The Tories were quite capable of mobilising voters with an anti-system message, and succeeded in doing so in 2019, but they couldn't do so in 2024 because the pro-system MPs had stifled meaningful reform and then regained control of the party. The Tories ran on the worst of all possible platforms: a schizophrenic mix of pro/anti-system rhetoric, a record of dismissing radical politicians like Braverman whilst bringing back corrupt Establishment figures like Cameron, and a record of failure at achieving meaningful change. They had also been mullered by Covid (which I don't blame on them specifically, most of the hysteria was ginned up as a doom loop between the press, the doctors, the public, and Captain Hindsight) and Ukraine (the sanctions produced economic pain which was blamed on Brexit).
If they had been able to push through immigration reform, at least made a start on DOGE-like pruning of the left wing state, and Covid/Ukraine hadn't happened, they would have been fine I think. Some voters would have punished them for perceived failure on Brexit, but not many.

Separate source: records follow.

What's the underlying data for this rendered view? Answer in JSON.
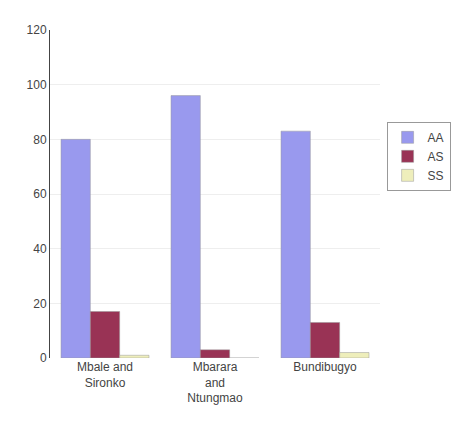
{
  "chart_data": {
    "type": "bar",
    "categories": [
      "Mbale and\nSironko",
      "Mbarara\nand\nNtungmao",
      "Bundibugyo"
    ],
    "series": [
      {
        "name": "AA",
        "color": "#9999ee",
        "values": [
          80,
          96,
          83
        ]
      },
      {
        "name": "AS",
        "color": "#993355",
        "values": [
          17,
          3,
          13
        ]
      },
      {
        "name": "SS",
        "color": "#eeeebb",
        "values": [
          1,
          0,
          2
        ]
      }
    ],
    "ylim": [
      0,
      120
    ],
    "yticks": [
      0,
      20,
      40,
      60,
      80,
      100,
      120
    ],
    "grid": true,
    "legend": "right"
  }
}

Ultimately, the tl;dr for why the Tories lost in 2024 is that they were so incompetent in government that you couldn't tell whether they were failing to deliver on a right-wing agenda or failing to deliver on a centrist one.
And part of the reason for the incompetence is that they were high on their own supply over Brexit. The discussions within the Conservative party in 2024 were not about "How do we do the hard work of replacing EU policies on agriculture, immigration, customs administration etc?" (which needed doing, and either wasn't done or was botched with visible consequences), it was "How do we spend the £350 million a week Brexit dividend?" (which was always only £160-180 million because Johnson and Cummings lied about the numbers, and which in any case wasn't available for the first few years because the government negotiated a deal including a divorce payment). A large part of why the Boriswave happened is that Cummings thought (he boasted about this on his blog) that Brexit defused the immigration issue without the need to actually reduce immigration, because we had "taken back control."
Another part is that they chose a leader whose character made him unsuitable for executive leadership because he was able to tell the lies needed to win the Brexit referendum.
And another part is that the purge of people who were insufficiently Brexitty left the incoming Conservative govenment short of talent.